Now perilous magic is afoot, and treachery lurks at every turn. To save all of the worlds, they’ll first need to stay alive.
I’m a sucker for magic, so naturally, I loved this!
People have said it was slow to start, but I didn’t find that at all; reading about all the different London’s and worlds intrigued me from the offset, and I just flew through this book! I’m excited to read the next two instalments to the series now, especially to follow more of Lila’s story – she’s by far my favourite character (super badass female who doesn’t take any sh** from anyone!)
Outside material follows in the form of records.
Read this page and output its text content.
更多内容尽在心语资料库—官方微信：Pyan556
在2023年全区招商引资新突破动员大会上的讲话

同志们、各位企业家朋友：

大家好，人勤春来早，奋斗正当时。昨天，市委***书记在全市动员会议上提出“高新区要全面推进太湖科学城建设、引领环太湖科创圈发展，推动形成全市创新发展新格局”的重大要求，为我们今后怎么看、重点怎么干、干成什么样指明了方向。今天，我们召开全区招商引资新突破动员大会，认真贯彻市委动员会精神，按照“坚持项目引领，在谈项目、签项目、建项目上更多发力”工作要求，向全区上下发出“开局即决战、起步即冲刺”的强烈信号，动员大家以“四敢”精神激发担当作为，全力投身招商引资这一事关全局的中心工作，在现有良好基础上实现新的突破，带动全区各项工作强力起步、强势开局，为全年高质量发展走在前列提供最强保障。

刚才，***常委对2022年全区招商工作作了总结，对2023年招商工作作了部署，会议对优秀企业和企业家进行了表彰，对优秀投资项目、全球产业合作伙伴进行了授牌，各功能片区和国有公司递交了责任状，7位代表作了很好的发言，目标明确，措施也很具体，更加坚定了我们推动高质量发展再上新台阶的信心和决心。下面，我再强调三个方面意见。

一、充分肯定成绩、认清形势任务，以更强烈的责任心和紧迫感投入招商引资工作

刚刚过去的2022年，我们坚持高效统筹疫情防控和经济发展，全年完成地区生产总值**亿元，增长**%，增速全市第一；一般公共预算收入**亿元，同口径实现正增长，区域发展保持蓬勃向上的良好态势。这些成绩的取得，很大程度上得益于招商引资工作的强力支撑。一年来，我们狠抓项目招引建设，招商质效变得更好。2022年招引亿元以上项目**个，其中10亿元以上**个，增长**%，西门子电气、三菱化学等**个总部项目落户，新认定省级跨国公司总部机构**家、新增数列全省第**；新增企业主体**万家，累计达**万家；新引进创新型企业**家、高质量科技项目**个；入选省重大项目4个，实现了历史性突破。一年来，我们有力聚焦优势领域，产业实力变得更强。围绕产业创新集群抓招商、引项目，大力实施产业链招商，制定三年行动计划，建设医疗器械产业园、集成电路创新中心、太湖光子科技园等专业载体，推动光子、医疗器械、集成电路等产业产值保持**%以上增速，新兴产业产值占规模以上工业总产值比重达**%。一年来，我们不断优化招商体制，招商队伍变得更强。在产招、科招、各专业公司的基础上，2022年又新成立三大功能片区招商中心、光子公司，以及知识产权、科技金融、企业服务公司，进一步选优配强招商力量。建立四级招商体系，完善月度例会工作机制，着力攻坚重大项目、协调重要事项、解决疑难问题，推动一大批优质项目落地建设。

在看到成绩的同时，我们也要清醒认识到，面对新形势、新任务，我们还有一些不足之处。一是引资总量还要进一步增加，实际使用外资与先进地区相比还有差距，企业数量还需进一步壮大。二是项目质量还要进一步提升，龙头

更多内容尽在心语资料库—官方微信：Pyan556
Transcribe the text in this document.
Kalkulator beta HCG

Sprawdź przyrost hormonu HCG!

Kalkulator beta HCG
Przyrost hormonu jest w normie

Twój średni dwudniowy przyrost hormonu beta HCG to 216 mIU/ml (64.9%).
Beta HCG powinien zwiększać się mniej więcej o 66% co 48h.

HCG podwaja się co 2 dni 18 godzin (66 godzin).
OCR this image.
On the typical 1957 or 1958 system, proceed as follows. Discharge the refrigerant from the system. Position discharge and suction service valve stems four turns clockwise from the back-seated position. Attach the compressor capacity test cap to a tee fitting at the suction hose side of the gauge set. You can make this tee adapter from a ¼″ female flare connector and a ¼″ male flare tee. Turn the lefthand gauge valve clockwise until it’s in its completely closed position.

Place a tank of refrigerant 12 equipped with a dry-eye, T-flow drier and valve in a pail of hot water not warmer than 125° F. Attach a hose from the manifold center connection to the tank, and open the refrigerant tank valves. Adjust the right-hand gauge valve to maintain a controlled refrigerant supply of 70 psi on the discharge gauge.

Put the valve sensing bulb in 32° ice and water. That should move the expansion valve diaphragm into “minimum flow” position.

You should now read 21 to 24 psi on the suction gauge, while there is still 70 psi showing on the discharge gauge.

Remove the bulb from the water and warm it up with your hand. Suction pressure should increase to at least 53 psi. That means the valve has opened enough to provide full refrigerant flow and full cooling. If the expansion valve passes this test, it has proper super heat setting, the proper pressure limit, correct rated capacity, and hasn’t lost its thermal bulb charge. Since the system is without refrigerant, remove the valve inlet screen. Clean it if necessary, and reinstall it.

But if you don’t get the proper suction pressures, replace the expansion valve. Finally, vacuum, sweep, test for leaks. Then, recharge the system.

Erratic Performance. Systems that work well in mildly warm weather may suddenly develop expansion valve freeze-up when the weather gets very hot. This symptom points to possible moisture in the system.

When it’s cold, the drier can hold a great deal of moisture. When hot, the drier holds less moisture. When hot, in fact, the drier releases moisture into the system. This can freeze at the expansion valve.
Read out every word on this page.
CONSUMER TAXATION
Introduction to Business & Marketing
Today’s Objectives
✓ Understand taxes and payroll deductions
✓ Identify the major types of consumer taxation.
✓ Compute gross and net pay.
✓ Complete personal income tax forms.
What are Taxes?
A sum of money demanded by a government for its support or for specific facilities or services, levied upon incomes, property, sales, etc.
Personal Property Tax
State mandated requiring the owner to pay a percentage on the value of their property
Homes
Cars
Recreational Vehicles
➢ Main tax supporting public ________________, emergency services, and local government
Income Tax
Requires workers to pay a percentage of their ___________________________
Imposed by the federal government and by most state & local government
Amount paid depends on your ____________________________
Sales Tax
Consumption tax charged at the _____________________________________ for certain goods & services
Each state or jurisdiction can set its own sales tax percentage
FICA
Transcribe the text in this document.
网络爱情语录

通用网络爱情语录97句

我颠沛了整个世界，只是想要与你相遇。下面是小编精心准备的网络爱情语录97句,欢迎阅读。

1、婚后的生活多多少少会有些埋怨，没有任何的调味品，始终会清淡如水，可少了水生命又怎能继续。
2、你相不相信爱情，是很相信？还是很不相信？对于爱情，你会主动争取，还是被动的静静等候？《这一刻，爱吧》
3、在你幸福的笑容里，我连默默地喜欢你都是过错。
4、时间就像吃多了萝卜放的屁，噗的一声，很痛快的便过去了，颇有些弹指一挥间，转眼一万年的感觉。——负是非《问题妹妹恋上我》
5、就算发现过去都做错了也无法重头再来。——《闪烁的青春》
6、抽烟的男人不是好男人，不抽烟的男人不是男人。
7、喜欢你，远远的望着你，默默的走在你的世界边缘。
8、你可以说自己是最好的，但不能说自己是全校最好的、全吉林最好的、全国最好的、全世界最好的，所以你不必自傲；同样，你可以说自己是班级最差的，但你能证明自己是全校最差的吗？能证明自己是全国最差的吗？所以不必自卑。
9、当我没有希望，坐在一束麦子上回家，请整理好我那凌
The trouble with books about magic, is that they’re now pretty much always going to be compared to Harry Potter in one way or another. What I enjoyed most about this book is that the Magic is totally different to the spells we all know so well from Hogwarts and the like. There are no wands or “silly incantations” – the magic comes from within, like a source at the centre of the earth that must be summoned. And the Magic itself materialises in the control of the elements: earth, water, fire and, the most dangerous of all, bone. For this reason, this book shouldn’t be compared to Harry Potter. Whilst the Magic is there, and is enjoyable in the sense that it takes me back to my childhood of wanting to be Hermione Granger (ahem), I never once found myself picking fault and referring back to HP. I loved this book for it’s own reasons.
This book was exciting, gripping and daring – none of it “beat around the bush” so to speak. I feel like I know enough about the characters to connect with them, but then not too much to make the next books boring – there’s still more to be discovered, which excites me.
Now, to decide on my favourite London… it should be easy!
Grey London is, I imagine, based around the real London of today – I live here, so I guess that’s how I see it anyway. The similarities are definitely there. Regular, a bit dingy, the people are half decent for the most part… But there’s no magic… boring!
White London is definitely evil. I would say “dark and twisty”, but everything is totally washed out of colour and white, very much like winter – cold, and no one likes it.
Now, Red London – happy, bright, full of magic; thriving and prosperous. I think I like it here best! Obvious choice. I’m predictable, what can I say?
Because I’ve only just managed to find time to write this review, I’ve actually already read the second book of the series, A Gathering of Shadows. I’ll let you know my thoughts on that soon…
If you love fantasy, magic and danger, I’d definitely recommend this book!